В бесконечном споре между эстетами и утилитаристами в искусстве А.Т. Твардовский решительно присоединился к последним. Отсюда не следует, что он пренебрегал формой. Мы находим в его дневниках множество переработок одних и тех же произведений (например, поэм «Тёркин на том свете» и «По праву памяти» в дневниках 1962–1963 годов). Не менее требователен он был и к другим. Юрий Гордиенко вспоминал о нём: «Суровее пастыря в деле поэзии я не знаю… Для него в стихах не существовало мелочей. Существенным было буквально каждое слово» (Воспоминания об А. Твардовском, 1978, с. 178).

На первом месте у А.Т. Твардовского, вместе с тем, всегда стояло содержание, от которого он в первую очередь требовал практической пользы. Так, по поводу фильма И. Хейфица по сценарию Г. Бакланова «Горизонт», где речь идёт об освоении целины, он записал в дневнике: «Всё дело в том, что авторы и не пытались затронуть то, что дано как условие игры: целина — радость, счастье, отрыв от родных и привычной среды, перерыв в образовании… Вот уж, действительно, не выходит так, чтобы искусство (как оно представлено в фильме И. Хейфица. — В.Д.) звало тебя, прельщало теми трудностями, которые приходятся на долю героев произведения» (Твардовский, 2009, т. 1, с. 78).

Высшей наградой для А.Т. Твардовского было письмо плотника-бетонщика В. Сушкевича из Иркутска, которое он получил 16 сентября 1961 г. Его автор благодарил поэта за поэму «За далью — даль». Но почему? Потому что эта поэма вдохновила его переехать с Украины в Сибирь, чтобы «строить гигант большой химии» (Там же, с. 56). Это письмо А.Т. Твардовский переписал в свой дневник, а оригинал передал Музею Маркса и Энгельса.

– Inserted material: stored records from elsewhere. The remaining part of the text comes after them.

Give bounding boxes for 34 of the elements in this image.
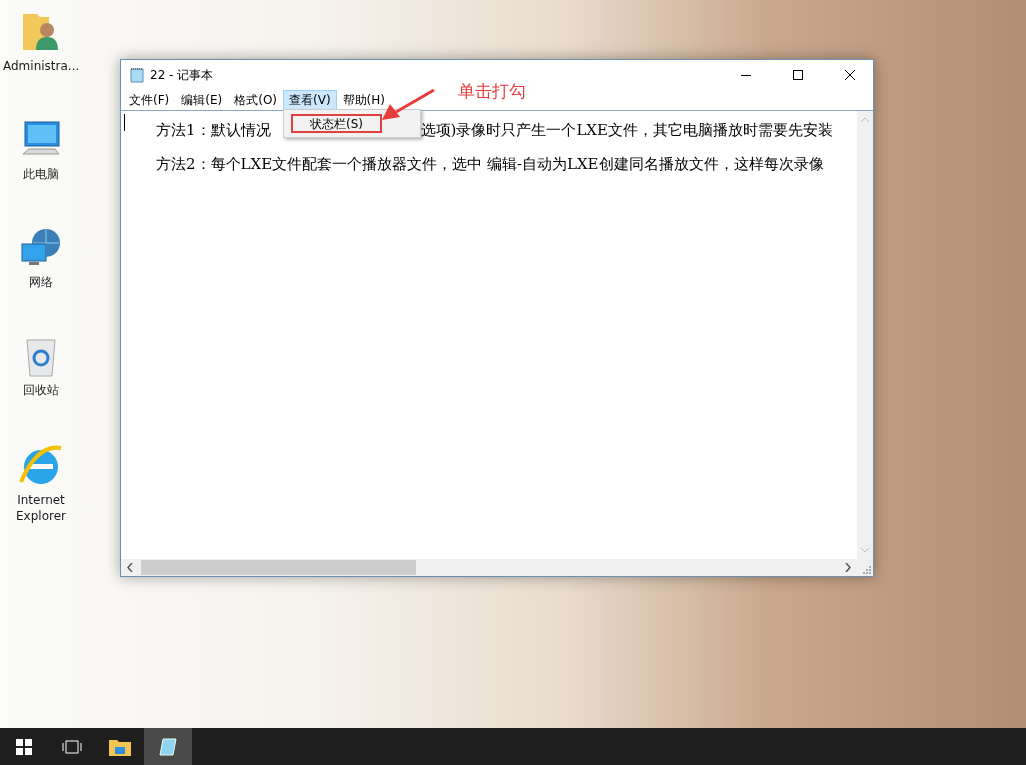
menu-item[interactable]: 文件(F) [123, 90, 176, 110]
menu-item[interactable]: 查看(V) [283, 90, 337, 110]
task-view-icon [62, 739, 82, 754]
desktop-icon-label[interactable]: 网络 [3, 274, 79, 290]
scroll-right-icon [845, 563, 851, 572]
text-caret [124, 114, 125, 131]
text-line: 方法2：每个LXE文件配套一个播放器文件，选中 编辑-自动为LXE创建同名播放文件，这样每次录像 [156, 154, 824, 175]
minimize-icon [741, 74, 751, 76]
maximize-icon [793, 70, 803, 80]
menu-item[interactable]: 帮助(H) [336, 90, 391, 110]
annotation-text: 单击打勾 [458, 80, 526, 103]
folder-icon [109, 737, 131, 756]
scroll-up-icon [861, 117, 869, 122]
scrollbar-thumb[interactable] [141, 560, 416, 575]
scroll-left-icon [127, 563, 133, 572]
text-line: 选项)录像时只产生一个LXE文件，其它电脑播放时需要先安装 [420, 120, 833, 141]
text-line: 方法1：默认情况 [156, 120, 271, 141]
taskbar-button[interactable] [144, 728, 192, 765]
window-title: 22 - 记事本 [150, 66, 215, 84]
vertical-scrollbar[interactable] [857, 111, 873, 559]
menu-item[interactable]: 格式(O) [228, 90, 284, 110]
notepad-icon [158, 736, 178, 757]
resize-grip-icon[interactable] [863, 566, 871, 574]
windows-logo-icon [16, 738, 32, 755]
close-icon [845, 70, 855, 80]
menu-item[interactable]: 编辑(E) [175, 90, 229, 110]
horizontal-scrollbar[interactable] [121, 559, 857, 576]
desktop-icon-label[interactable]: 回收站 [3, 382, 79, 398]
menu-option[interactable]: 状态栏(S) [291, 114, 382, 133]
desktop-icon-label[interactable]: Internet Explorer [3, 492, 79, 524]
desktop-icon-label[interactable]: Administra... [3, 58, 79, 74]
notepad-icon [130, 67, 144, 83]
scroll-down-icon [861, 548, 869, 553]
desktop-icon-label[interactable]: 此电脑 [3, 166, 79, 182]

19 марта 1964 г. А.Т. Твардовской написал в Барвихе: «Литература и искусство никогда не были и не могут быть главным в жизни людей. Но дело в том, что они нередко способны выражать в своих формах главные общественные надежды и требования к современности. Они являются фокусом, в котором обнаруживаются самые острые на данный момент и глубокие в перспективе интересы определяющих сил общества» (Твардовский, 2009, т. 1, с. 238).

Нравственность.

Ведущей чертой А.Т. Твардовского в области нравственности было стремление к добру. А добро начинается с любви к людям. Легко любить родственников, да и то не всегда. Трудно любить чужих.

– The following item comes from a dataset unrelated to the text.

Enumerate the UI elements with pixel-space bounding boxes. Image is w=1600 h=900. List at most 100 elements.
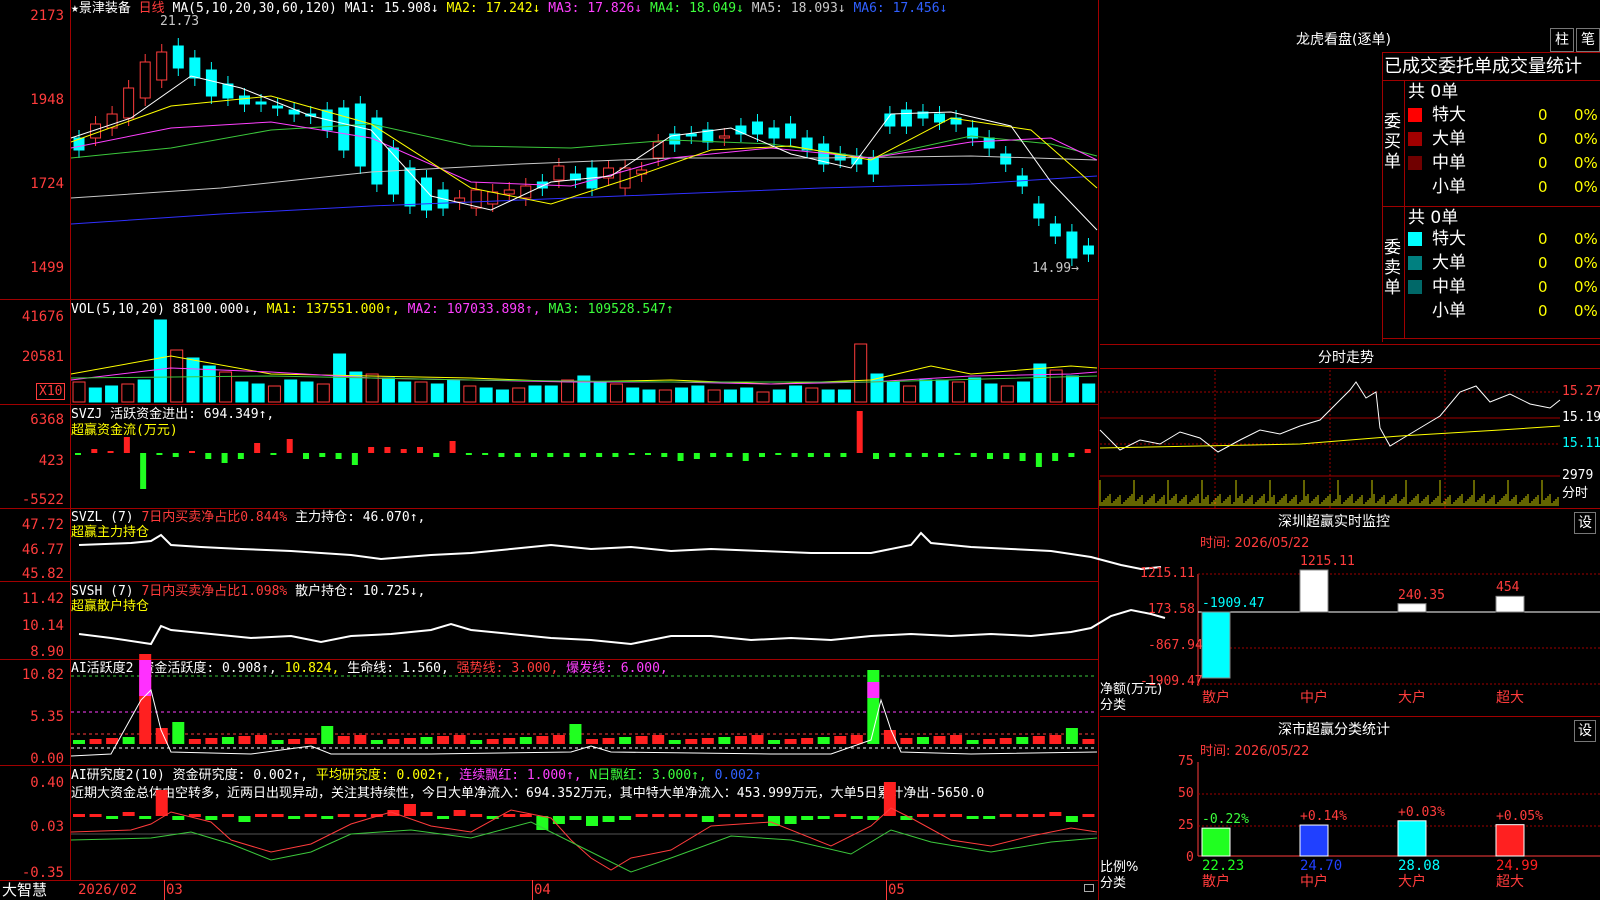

Природа наградила А.Т. Твардовского не только поэтическим гением, но и гением любви — любви к людям. Вот как он вспоминал о своём отношении к солдатам, которых впервые увидел на эстрадном концерте: «19. I. 40. 2 часа ночи… И лица красноармейцев. Иные с таким оттенком простоватости, наивного ребяческого восхищения и какой-то подавленной грусти, что сердце сжималось. Скольким из этих милых ребят, беспрекословно, с горячей готовностью ожидающих того часа, когда идти в бой, скольким из них не возвратиться домой, ничего не рассказать… И, помню, впервые испытал чувство прямо-таки нежности ко всем этим людям. Впервые ощутил их как родных, дорогих мне лично людей» (Твардовский, 1978, с. 155).

Отчего же так происходит, что одни любят русский народ, а другие его презирают? Любить значит сострадать. Сострадание к своему народу Александр Твардовский впитал в себя с молоком матери. Но не следует преуменьшать в этом и роль его отца, который привёз со смоленского базара сборник стихов Н.А. Некрасова — поэта, которого А.Т. Твардовский стал с тех пор боготворить. С замиранием сердца маленький Саша Твардовский слушал, как отец читал:

Родная земля! Назови мне такую обитель, Я такого угла не видал, Где бы сеятель твой и хранитель, Где бы русский мужик не стонал? Стонет он по полям, по дорогам, Стонет он по тюрьмам, по острогам, В рудниках, на железной цепи; Стонет он под овином, под стогом, Под телегой, ночуя в степи; Стонет в собственном бедном домишке, Свету божьего солнца не рад; Стонет в каждом глухом городишке, У подъезда судов и палат.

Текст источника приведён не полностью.